さまざまな栄養素をバランスよく含む牛乳は、栄養学的に優れた食品といわれています。しかし、透析患者さんや腎機能が低下した患者さんでは注意が必要です。
その理由は、牛乳に含まれるリンです。牛乳は飲み物の中でもリンの量が多く、しかも、たんぱく質量の割にリンが多いという特徴があります。リン制限のある人は、できるだけ摂取を控え、ほかの食品でたんぱく質を補うのが望ましいでしょう。
また、牛乳だけではなく、チーズやヨーグルト、生クリーム、アイスクリームなどの乳製品(図)、それらの食材を使ったドリアやグラタン、ピザ、クリームシチューなどにも、リンが多く含まれます。缶コーヒーやカフェオレなどの飲み物にも、牛乳や乳製品が使われているので注意しましょう。

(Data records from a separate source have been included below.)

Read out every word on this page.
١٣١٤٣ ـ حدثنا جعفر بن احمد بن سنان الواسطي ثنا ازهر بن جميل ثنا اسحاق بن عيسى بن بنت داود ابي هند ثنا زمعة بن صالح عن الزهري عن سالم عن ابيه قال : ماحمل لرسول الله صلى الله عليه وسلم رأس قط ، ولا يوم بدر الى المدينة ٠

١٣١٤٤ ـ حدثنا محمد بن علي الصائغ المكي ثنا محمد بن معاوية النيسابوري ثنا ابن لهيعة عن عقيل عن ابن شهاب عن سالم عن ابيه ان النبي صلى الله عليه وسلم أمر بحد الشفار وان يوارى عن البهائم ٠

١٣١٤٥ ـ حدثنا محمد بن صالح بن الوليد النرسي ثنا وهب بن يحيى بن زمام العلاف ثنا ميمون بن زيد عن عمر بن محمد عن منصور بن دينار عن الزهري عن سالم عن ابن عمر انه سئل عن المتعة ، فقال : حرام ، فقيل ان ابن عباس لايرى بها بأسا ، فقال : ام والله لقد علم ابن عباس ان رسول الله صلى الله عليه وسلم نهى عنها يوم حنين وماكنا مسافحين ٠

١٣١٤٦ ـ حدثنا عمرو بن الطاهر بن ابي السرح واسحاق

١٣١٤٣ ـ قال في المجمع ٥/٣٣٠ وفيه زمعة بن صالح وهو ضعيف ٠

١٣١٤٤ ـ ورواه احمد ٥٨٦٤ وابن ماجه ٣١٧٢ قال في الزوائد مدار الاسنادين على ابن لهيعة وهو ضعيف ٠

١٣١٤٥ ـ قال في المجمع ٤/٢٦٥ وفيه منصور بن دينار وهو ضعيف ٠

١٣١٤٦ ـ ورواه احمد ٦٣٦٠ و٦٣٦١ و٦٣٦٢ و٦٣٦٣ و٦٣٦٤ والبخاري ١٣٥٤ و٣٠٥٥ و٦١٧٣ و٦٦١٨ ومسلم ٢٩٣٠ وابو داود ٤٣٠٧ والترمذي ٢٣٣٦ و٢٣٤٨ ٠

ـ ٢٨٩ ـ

ただ、リンの摂取量というのは、他の食品も含めた1日の食事全体で判断するものですし、血清リン値の管理は、透析療法、食事療法、リン吸着薬の服用を組み合わせて行われます。
好きな食べ物すべてをがまんするのは難しいですし、食事も味気ないものになってしまいますね。
どうしても食べたい物は、食べる量や頻度、いつ食べるか、食べたいものの代わりになるリンが少ない食べ物があるか、上手な食品の選び方(例えば、同じ寿司でも選ぶ寿司ネタによってリンの量が違います)など、医師や管理栄養士に相談してみましょう。
リンのことを知って、上手に食品を選びながら食事を楽しみましょう。